1.I 14. Great Sermons

2 min read · Chapter 113 of 142

Great Sermons.

There is one temptation of which I have spoken to you before; but I must be allowed to give you a special and earnest caution on the subject of “ great “ sermons. The themes you will handle are often of transcendent greatness. There will be times continually recurring, in which you will feel earnestly the need of great power; but the ambition of constructing great sermons is guilty and foolish in no ordinary degree. I do not believe that any man ever made a great sermon who set out to do that thing. Sermons that are truly great come of themselves. They spring from sources deeper than vanity or ambition. When the hand of the Lord is laid upon the heart, and its energies are aroused under a divine inspiration, there may then be given forth mighty thoughts in burning words; and from the formative power of this inward truth the outward form may be generated, perfect, as is the language of a poem. Perhaps I should have said show sermons, rather than great sermons, sermons adapted to create surprise, admiration, and praise, sermons as full of curiosities as a peddler’s pack, which the proud owners are accustomed to take in all their exchanges and travellings as their especial delight and reliance. Often they are baptized with fanciful names. There is the “ Dew upon the Grass” sermon, and the “ Trumpet” sermon, and the sermon of the “Fleece,” and the “Dove and Eagle” sermon, and so on. Such discourses are relied upon to give men their reputation. To construct such sermons, men oftentimes labour night and day, and gather into them all the scraps, ingenuities, and glittering illustrations of a lifetime. They are the pride and. the joy of the preacher’s heart; but they bear the same relation to a truly great sermon as a kaleidoscope, full of glittering bits of glass, bears to the telescope, which unveils the glory of the stellar universe.

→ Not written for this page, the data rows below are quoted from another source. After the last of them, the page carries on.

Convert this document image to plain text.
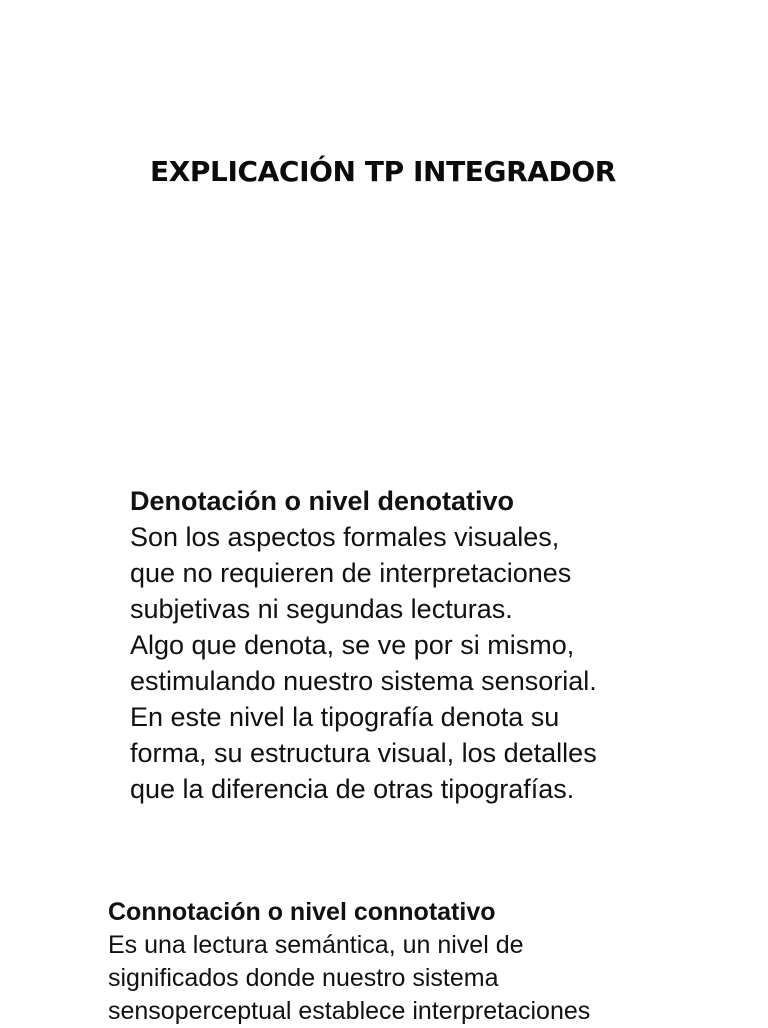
EXPLICACIÓN TP INTEGRADOR
Denotación o nivel denotativo
Son los aspectos formales visuales,
que no requieren de interpretaciones
subjetivas ni segundas lecturas.
Algo que denota, se ve por si mismo,
estimulando nuestro sistema sensorial.
En este nivel la tipografía denota su
forma, su estructura visual, los detalles
que la diferencia de otras tipografías.
Connotación o nivel connotativo
Es una lectura semántica, un nivel de
significados donde nuestro sistema
sensoperceptual establece interpretaciones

These are the Nebuchadnezzar sermons, over which the vain preacher stands, saying, “ Is not this great Babylon that I have builded for the house of the kingdom, by the might of my power, and for the honour of my majesty? “ Would to God that these preachers, like Nebuchadnezzar, might go to grass for a time, if, like him, they would return sane and humble! A sermon is a weapon of war. Not the tracery enamelled upon its blade, not the jewellery that is set within its hilt, not the name that is stamped upon it, Lut its power in the day of battle, must be the test of its merits. No matter how unbalanced, how irregular and rude, that is a great sermon which has power to do great things with the hearts of men. No matter how methodical, philosophic, exquisite in illustration, or faultless in style, that is a poor and weak sermon that has no power to deliver men from evil and to exalt them in goodness.